В крикливом и пестром Константинополе поверженное белое воинство растерянно бинтовало раны и силилось понять происшедшее. Но нам уже было не до него. Я уже знал, что прошлого нет, что существуем лишь ты да я и наше античное путешествие. Мы вместе искали и находили заветное золотое руно – и наши предки в нас возрождались. Твои колхидские земледельцы, мои бородатые пастухи – от них и только от них достались в бесценный дар отвага и мощь. Они отозвались в нас обоих вновь через долгие тысячелетия.
Весь день посвятили мы нашей любви. И после, когда сгустился вечер, и наконец мы с тобою укрылись в экспрессе под именем "Орион", когда, торжествующе загудев, он, точно нехотя, оторвался от константинопольского перрона и, набирая ход, полетел сквозь душную троянскую ночь, мы, отгороженные от мира берегом нашей опочивальни, под стук колес, вновь любили друг друга.
В Софии нас поджидала ловушка. В новом паспорте на транзитной визе не было болгарской печати. Таможенники, с балканской спесью оберегавшие свою власть решать человеческие судьбы, тебе отказали в праве следования. Меня осенило вдохновение. Я поднял печать почтовой службы, лежавшую на пыльном столе, и без малейшего колебания проштемпелевал лиловой подушечкой девственный паспорт моей возлюбленной. И нас пропустили без слова, без звука. В поезде ты благодарно призналась, что в это мгновенье ты поняла: со мной – хоть в пекло, со мной – хоть в лед. Хоть на обед к самому Мефистофелю.

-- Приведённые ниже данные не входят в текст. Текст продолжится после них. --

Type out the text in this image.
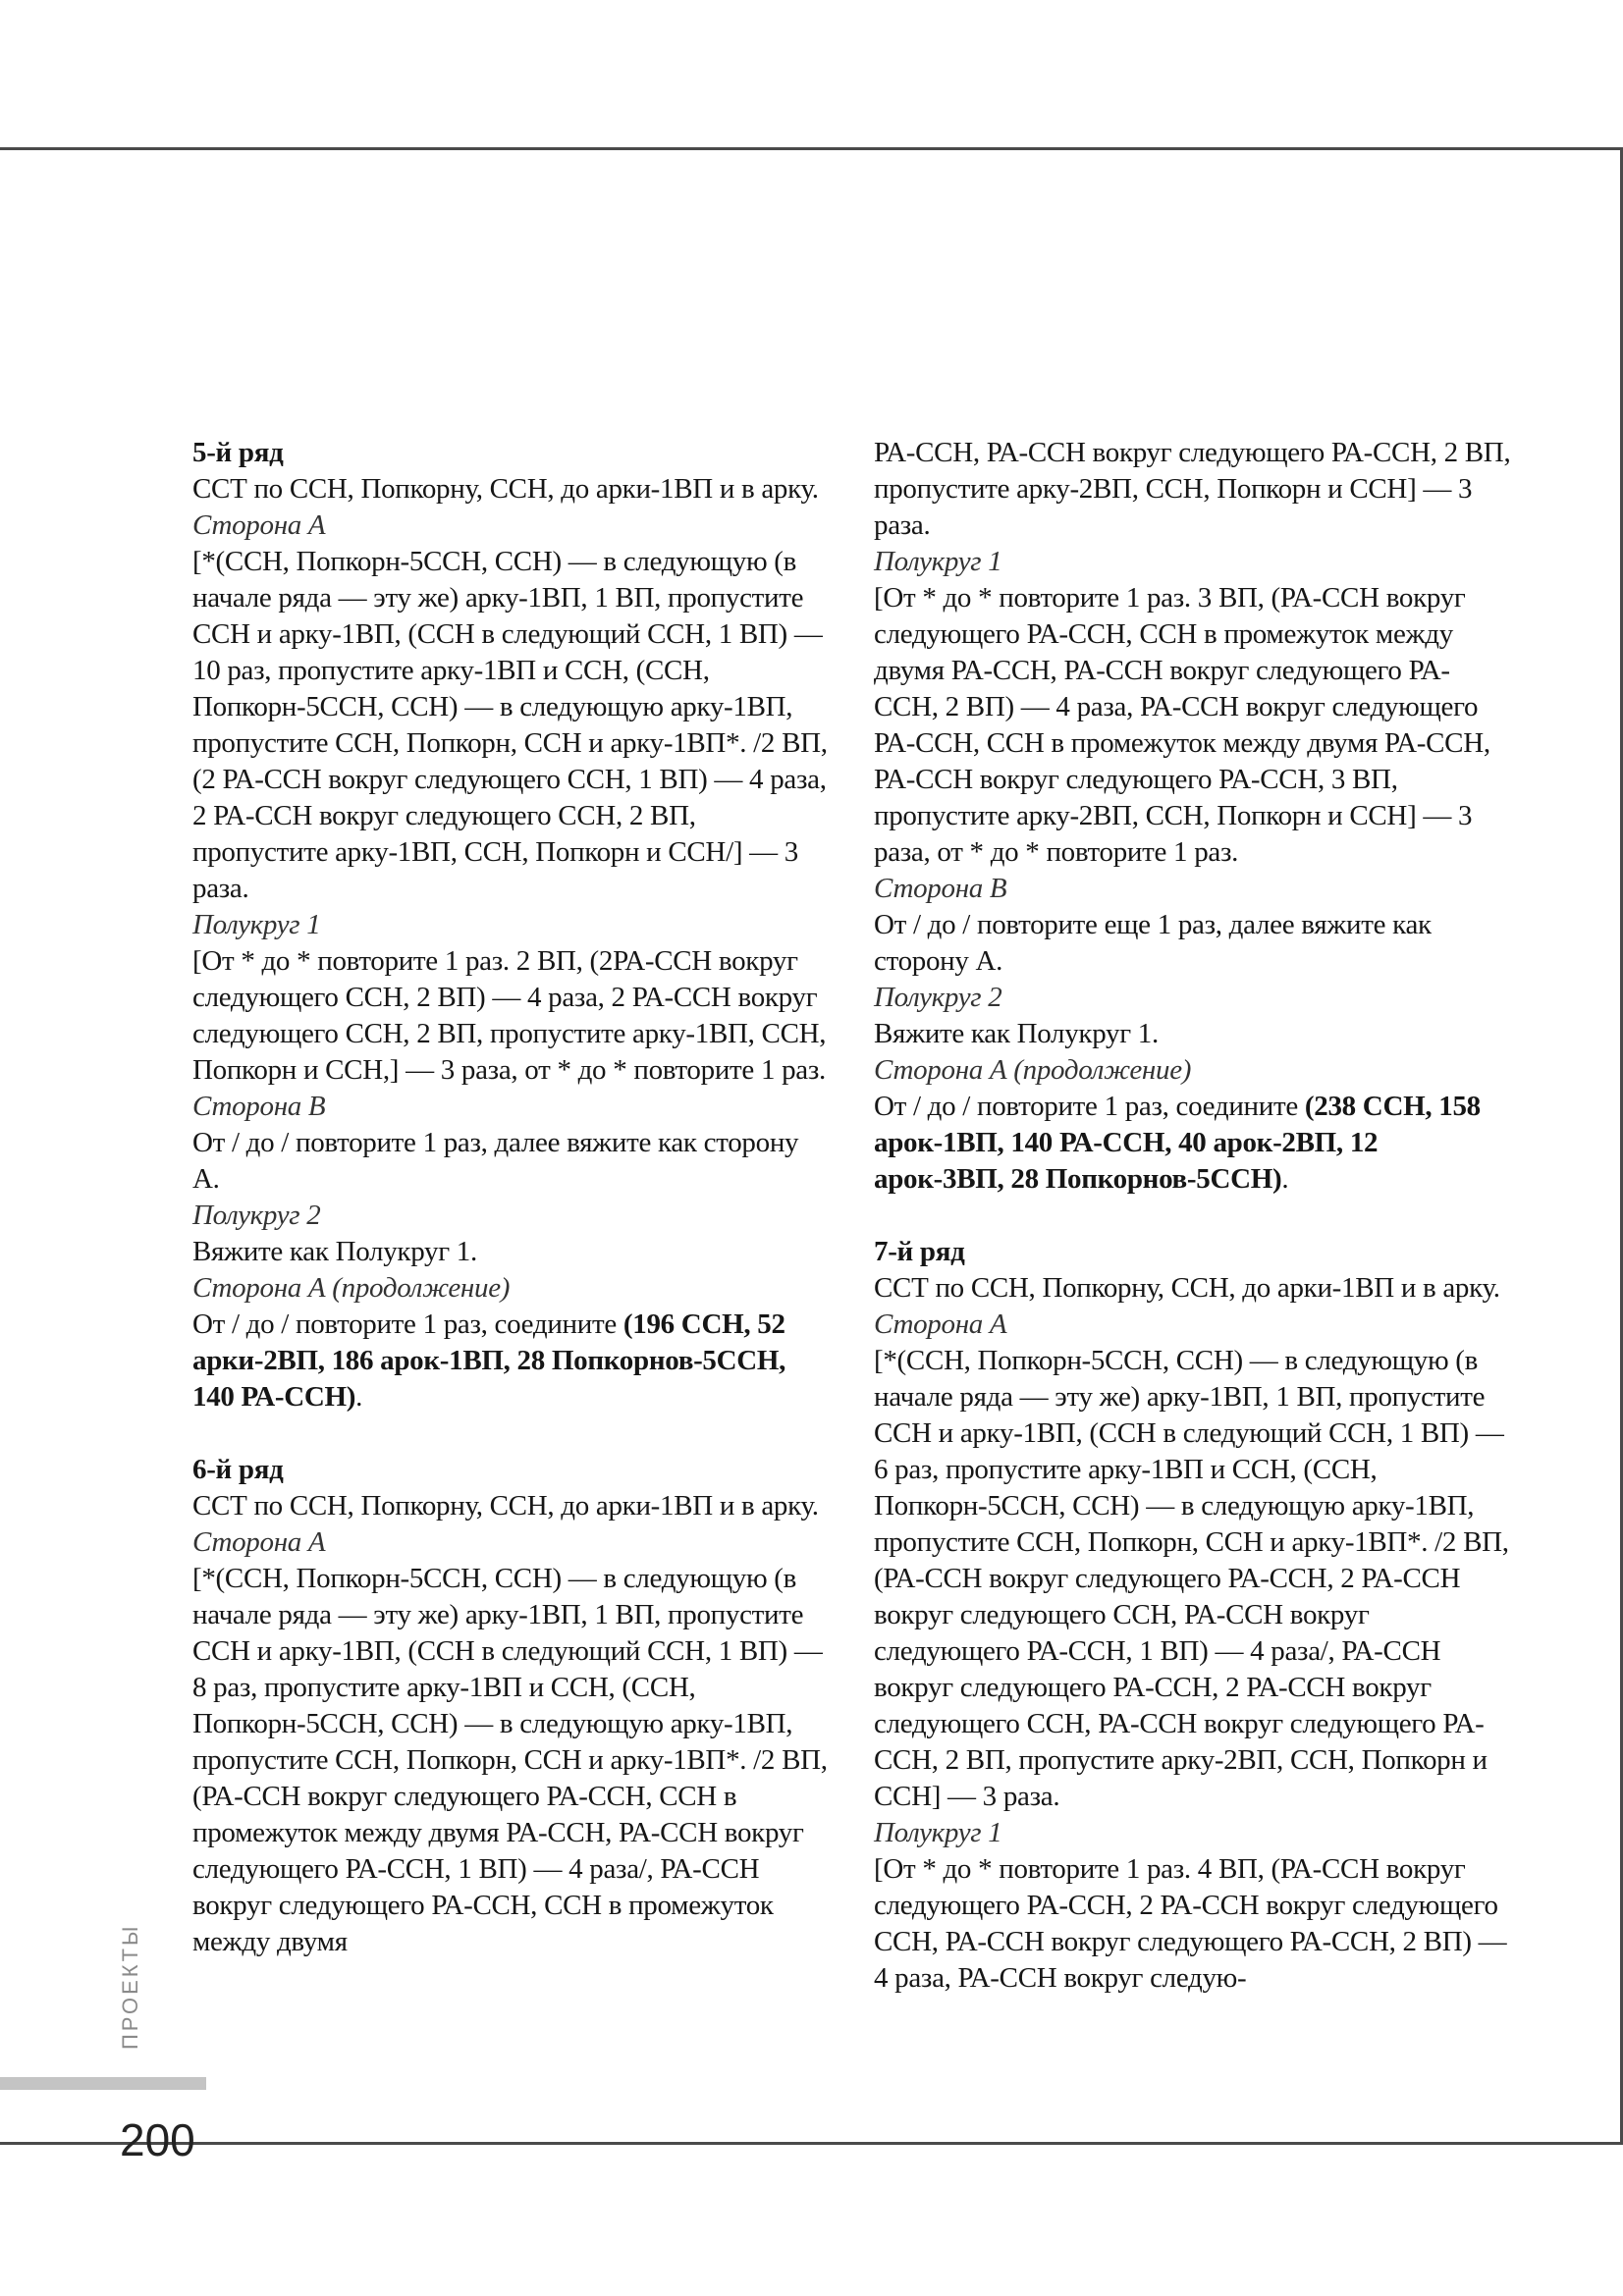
5-й ряд

ССТ по ССН, Попкорну, ССН, до арки-1ВП и в арку.

Сторона А

[*(ССН, Попкорн-5ССН, ССН) — в следующую (в начале ряда — эту же) арку-1ВП, 1 ВП, пропустите ССН и арку-1ВП, (ССН в следующий ССН, 1 ВП) — 10 раз, пропустите арку-1ВП и ССН, (ССН, Попкорн-5ССН, ССН) — в следующую арку-1ВП, пропустите ССН, Попкорн, ССН и арку-1ВП*. /2 ВП, (2 РА-ССН вокруг следующего ССН, 1 ВП) — 4 раза, 2 РА-ССН вокруг следующего ССН, 2 ВП, пропустите арку-1ВП, ССН, Попкорн и ССН/] — 3 раза.

Полукруг 1

[От * до * повторите 1 раз. 2 ВП, (2РА-ССН вокруг следующего ССН, 2 ВП) — 4 раза, 2 РА-ССН вокруг следующего ССН, 2 ВП, пропустите арку-1ВП, ССН, Попкорн и ССН,] — 3 раза, от * до * повторите 1 раз.

Сторона В

От / до / повторите 1 раз, далее вяжите как сторону А.

Полукруг 2

Вяжите как Полукруг 1.

Сторона А (продолжение)

От / до / повторите 1 раз, соедините (196 ССН, 52 арки-2ВП, 186 арок-1ВП, 28 Попкорнов-5ССН, 140 РА-ССН).

6-й ряд

ССТ по ССН, Попкорну, ССН, до арки-1ВП и в арку.

Сторона А

[*(ССН, Попкорн-5ССН, ССН) — в следующую (в начале ряда — эту же) арку-1ВП, 1 ВП, пропустите ССН и арку-1ВП, (ССН в следующий ССН, 1 ВП) — 8 раз, пропустите арку-1ВП и ССН, (ССН, Попкорн-5ССН, ССН) — в следующую арку-1ВП, пропустите ССН, Попкорн, ССН и арку-1ВП*. /2 ВП, (РА-ССН вокруг следующего РА-ССН, ССН в промежуток между двумя РА-ССН, РА-ССН вокруг следующего РА-ССН, 1 ВП) — 4 раза/, РА-ССН вокруг следующего РА-ССН, ССН в промежуток между двумя

РА-ССН, РА-ССН вокруг следующего РА-ССН, 2 ВП, пропустите арку-2ВП, ССН, Попкорн и ССН] — 3 раза.

Полукруг 1

[От * до * повторите 1 раз. 3 ВП, (РА-ССН вокруг следующего РА-ССН, ССН в промежуток между двумя РА-ССН, РА-ССН вокруг следующего РА-ССН, 2 ВП) — 4 раза, РА-ССН вокруг следующего РА-ССН, ССН в промежуток между двумя РА-ССН, РА-ССН вокруг следующего РА-ССН, 3 ВП, пропустите арку-2ВП, ССН, Попкорн и ССН] — 3 раза, от * до * повторите 1 раз.

Сторона В

От / до / повторите еще 1 раз, далее вяжите как сторону А.

Полукруг 2

Вяжите как Полукруг 1.

Сторона А (продолжение)

От / до / повторите 1 раз, соедините (238 ССН, 158 арок-1ВП, 140 РА-ССН, 40 арок-2ВП, 12 арок-3ВП, 28 Попкорнов-5ССН).

7-й ряд

ССТ по ССН, Попкорну, ССН, до арки-1ВП и в арку.

Сторона А

[*(ССН, Попкорн-5ССН, ССН) — в следующую (в начале ряда — эту же) арку-1ВП, 1 ВП, пропустите ССН и арку-1ВП, (ССН в следующий ССН, 1 ВП) — 6 раз, пропустите арку-1ВП и ССН, (ССН, Попкорн-5ССН, ССН) — в следующую арку-1ВП, пропустите ССН, Попкорн, ССН и арку-1ВП*. /2 ВП, (РА-ССН вокруг следующего РА-ССН, 2 РА-ССН вокруг следующего ССН, РА-ССН вокруг следующего РА-ССН, 1 ВП) — 4 раза/, РА-ССН вокруг следующего РА-ССН, 2 РА-ССН вокруг следующего ССН, РА-ССН вокруг следующего РА-ССН, 2 ВП, пропустите арку-2ВП, ССН, Попкорн и ССН] — 3 раза.

Полукруг 1

[От * до * повторите 1 раз. 4 ВП, (РА-ССН вокруг следующего РА-ССН, 2 РА-ССН вокруг следующего ССН, РА-ССН вокруг следующего РА-ССН, 2 ВП) — 4 раза, РА-ССН вокруг следую-

ПРОЕКТЫ
200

Но мы направились в лучшее место – в воспрянувший после войны Париж.
Спасибо тебе, моя княгиня. Мне, пережившему ад этих дней, увидевшему, на что способен обожествленный Алексеем венец творенья и царь природы, убедившемуся, что зверь в человеке только и ждет своей минуты, – одна лишь ты и могла вернуть мой детский луг в золотых цветах.
Тебя уже нет, и где оно ныне, вешнее розовое сияние? И это земное притяжение и легкое воздушное кружево? Где все, так любившие тебя?
Где письма Цветаевой, рифмы Ахматовой, Тифлис, когда-то тобой покинутый, исторгнувший тебя Петербург? И где наши солнечные ночи, наше ликующее беспамятство?
Не сомневайся – оно во мне. До моего последнего часа.
11 ноября
Нынче особенное число, поистине великая дата. Без малого полвека назад кончилась Первая мировая.
Она завершилась почти внезапно. Однажды, на пятом году войны,
Германия поняла, что выдохлась, что воевать ей решительно нечем.
Именно так. Возможно, есть кем, но нечем. Сломался тот главный стержень, который скреплял собой всю машину. Исчерпан до дна духовный ресурс.
Послевоенная Европа являла прелюбопытное зрелище. Неудобоваримый коктейль, к которому предстояло привыкнуть. Франция с Англией в белых одеждах, в этаких стильных белейших тогах – они олицетворяли собою восторжествовавшую мораль, дух права, сломивший грубую силу.
Германия, осужденная ими на разорение и нищету, – неумолимая расплата за попранную континентальную общность. (Кара оказалась и тяжкой и удручающе недальновидной – в этом пришлось убедиться скоро.)